Online Cross Platform Gaming: Is It Time?

Steve Anderson : End Game
Steve Anderson
The Video Store Guy
| The video game industry has gone from a mole hill to a mountain in no time flat, Chris DiMarco is your Sherpa as you endeavor to scale Mount “Everquest”

Online Cross Platform Gaming: Is It Time?

So while looking around for news recently, I spotted a bit that really caught my attention out at IGN. Essentially, it was an opinion piece calling for the removal of the various borders that separate gamers, and allow players who own the same game on different systems to actually play against—or with, depending—each other. That's been enough for some to suggest that it's time to break down those barriers, regardless of the difficulty inherent in such a task.

Even as the IGN post called for the demolition of such barriers, it seemed to quickly recognize just how difficult such a thing would be to actually accomplish. We all know that online gaming is a rapidly growing phenomenon, and one that isn't likely to lose ground any time soon. Bandwidth issues aside, it seems to be fairly common that, when people are able to play in groups online, they do, and they enjoy it to a great degree. But players are only playing against other players of the same platform, not all the total players of the game itself; Xbox One players are playing against other Xbox One players, Wii U against Wii U and so on. There's not a combination of the two—PS4 gamers won't take on PC gamers, for example, unless one of the two switches platforms.

Indeed, it would make no small amount of sense to make this jump. Some have envisioned inter-system league play as a way to draw attention to the consoles, but I say take it a step farther. Sony, Microsoft, Nintendo—and maybe even the PC makers—need to get together and offer up some prize money. Think about that for a minute; an e-sports-style game in which players of different systems get together to take each other on. Who's the best “Call of Duty: Ghosts” player; Xbox One? PS4? PC? We could find out here with cash on the line and bragging rights for the systems.

Sounds great, of course, but there are problems. After all, we all know that there are certain technological differences among the systems, so any common system would have to work around these, or work according to the lowest specs available. Why have a system that can handle twice the speed and resolution, for example, voluntarily hobbled so as to allow the other system into the pool? That might encourage the system makers to step things up a bit, but then, it might well result in an arms race in which consoles are replaced annually instead of every six or seven years.

However, we've already seen some intermingling. Games like “Portal 2” have connected PC and PlayStation gamers, and “Universe at War: Earth Assault” gave PC and Xbox 360 players some connection. Indeed, Microsoft's recent moves to better connect the PC and the Xbox may well suggest that such gaming is in the making.
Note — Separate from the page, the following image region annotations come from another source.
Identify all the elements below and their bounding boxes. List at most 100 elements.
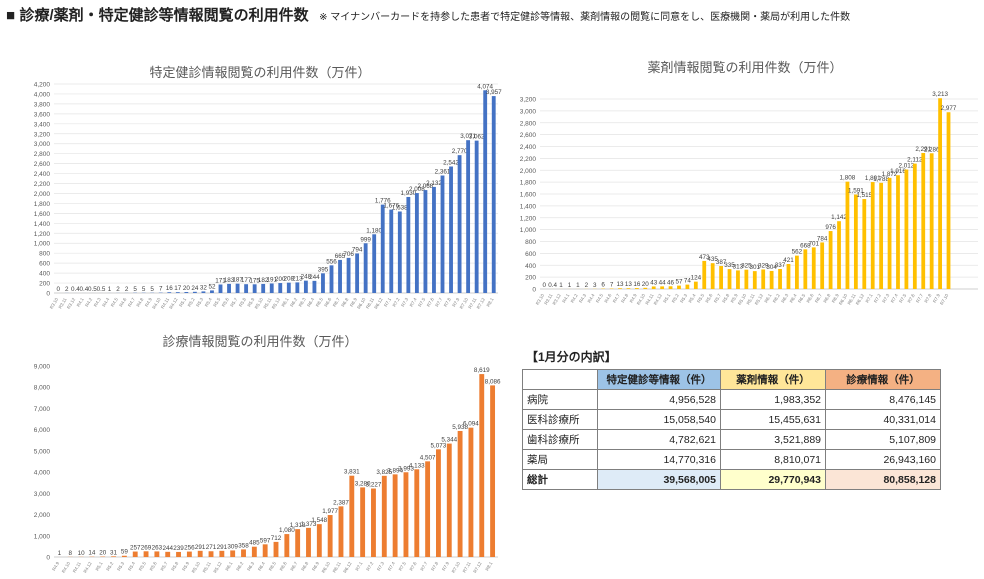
bar	[414, 193, 419, 293]
data-label: 291	[195, 544, 206, 551]
x-tick-label: R7.3	[881, 293, 890, 304]
table-row: 薬局 14,770,316 8,810,071 26,943,160	[522, 449, 941, 470]
data-label: 200	[275, 276, 286, 283]
bar	[618, 288, 622, 289]
page-title: 診療/薬剤・特定健診等情報閲覧の利用件数	[19, 7, 309, 24]
bar	[938, 98, 942, 290]
x-tick-label: R5.4	[127, 561, 136, 572]
table-cell: 5,107,809	[825, 429, 941, 450]
bar	[227, 283, 231, 293]
x-tick-label: R5.11	[745, 293, 755, 306]
bar	[349, 475, 355, 557]
bar	[372, 234, 377, 293]
data-label: 1,930	[400, 190, 416, 197]
y-tick-label: 2,600	[520, 132, 537, 139]
data-label: 329	[758, 262, 769, 269]
breakdown-table: 特定健診等情報（件） 薬剤情報（件） 診療情報（件） 病院 4,956,528 …	[522, 369, 941, 490]
x-tick-label: R3.10	[535, 293, 546, 306]
bar	[778, 268, 782, 289]
bar	[761, 269, 766, 289]
data-label: 2,770	[452, 148, 468, 155]
x-tick-label: R7.10	[459, 297, 470, 310]
x-tick-label: R4.6	[118, 297, 127, 308]
x-tick-label: R7.7	[915, 293, 924, 304]
bar	[329, 265, 334, 293]
data-label: 1,591	[848, 188, 864, 195]
x-tick-label: R4.8	[135, 297, 144, 308]
bar	[338, 259, 342, 293]
x-tick-label: R6.2	[235, 561, 244, 572]
data-label: 248	[301, 274, 312, 281]
data-label: 395	[318, 266, 329, 273]
breakdown-corner-cell	[522, 369, 598, 390]
x-tick-label: R4.4	[101, 297, 110, 308]
x-tick-label: R4.12	[653, 293, 664, 306]
x-tick-label: R4.5	[595, 293, 604, 304]
x-tick-label: R7.4	[387, 561, 396, 572]
y-tick-label: 1,400	[34, 221, 51, 228]
x-tick-label: R5.3	[195, 297, 204, 308]
table-cell: 3,521,889	[720, 429, 826, 450]
x-tick-label: R7.3	[376, 561, 385, 572]
x-tick-label: R5.12	[271, 297, 282, 310]
x-tick-label: R4.2	[84, 297, 93, 308]
chart-title: 特定健診情報閲覧の利用件数（万件）	[149, 65, 370, 80]
total-cell: 80,858,128	[825, 469, 941, 490]
x-tick-label: R7.6	[907, 293, 916, 304]
x-tick-label: R5.3	[116, 561, 125, 572]
y-tick-label: 3,000	[34, 141, 51, 148]
bar	[165, 551, 171, 557]
bar	[896, 175, 900, 289]
bar	[912, 163, 917, 289]
bar	[230, 550, 236, 557]
x-tick-label: R6.9	[831, 293, 840, 304]
data-label: 191	[266, 276, 277, 283]
x-tick-label: R7.1	[864, 293, 873, 304]
medical-care-chart: 診療情報閲覧の利用件数（万件） 0 1,000 2,000 3,000 4,000 5,00…	[34, 334, 501, 574]
data-label: 6	[601, 282, 605, 289]
data-label: 1,180	[366, 227, 382, 234]
x-tick-label: R6.8	[822, 293, 831, 304]
data-label: 14	[88, 550, 96, 557]
x-tick-label: R7.10	[451, 561, 462, 574]
bar	[440, 175, 445, 293]
data-label: 712	[271, 535, 282, 542]
x-tick-label: R5.8	[721, 293, 730, 304]
bar	[397, 211, 402, 293]
bar	[184, 292, 189, 293]
y-tick-label: 1,000	[520, 227, 537, 234]
data-label: 335	[724, 262, 735, 269]
bar	[436, 449, 441, 557]
chart-title: 薬剤情報閲覧の利用件数（万件）	[647, 60, 842, 75]
x-tick-label: R6.3	[246, 561, 255, 572]
data-label: 74	[684, 278, 692, 285]
data-label: 597	[260, 537, 271, 544]
bar	[634, 288, 639, 289]
data-label: 3,831	[344, 469, 360, 476]
data-label: 2,012	[899, 163, 915, 170]
table-cell: 1,983,352	[720, 389, 826, 410]
data-label: 0	[542, 282, 546, 289]
bar	[651, 286, 656, 289]
x-tick-label: R6.8	[340, 297, 349, 308]
x-tick-label: R6.12	[855, 293, 866, 306]
bar	[312, 280, 317, 293]
y-tick-label: 2,800	[520, 120, 537, 127]
data-label: 2,387	[333, 499, 349, 506]
bar	[251, 546, 257, 557]
y-tick-label: 600	[525, 251, 536, 258]
bar	[921, 152, 926, 289]
data-label: 17	[174, 285, 182, 292]
bar	[380, 204, 385, 293]
data-label: 8,086	[485, 378, 501, 385]
y-tick-label: 1,400	[520, 203, 537, 210]
x-tick-label: R5.9	[181, 561, 190, 572]
x-tick-label: R4.10	[61, 561, 72, 574]
x-tick-label: R5.7	[229, 297, 238, 308]
x-tick-label: R6.4	[257, 561, 266, 572]
bar	[132, 551, 138, 557]
bar	[769, 270, 774, 289]
bar	[457, 430, 463, 557]
x-tick-label: R4.11	[160, 297, 170, 310]
x-tick-label: R5.9	[730, 293, 739, 304]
But then, it's not necessarily the case that the connection will extend to gaming, or to inter-platform play.

So there are some clear advantages to such play; extending the life of current games provides a better value for gamers, and offering up more and varied play experiences tends to extend life nicely, not to mention the inter-system rivalries that could be played out around the same game. But it doesn't look like it's going to happen in any significant way for some time to come, and that's a shame. It's an opportunity being almost deliberately overlooked by some reports, and it's about time that we can intermingle the systems more effectively.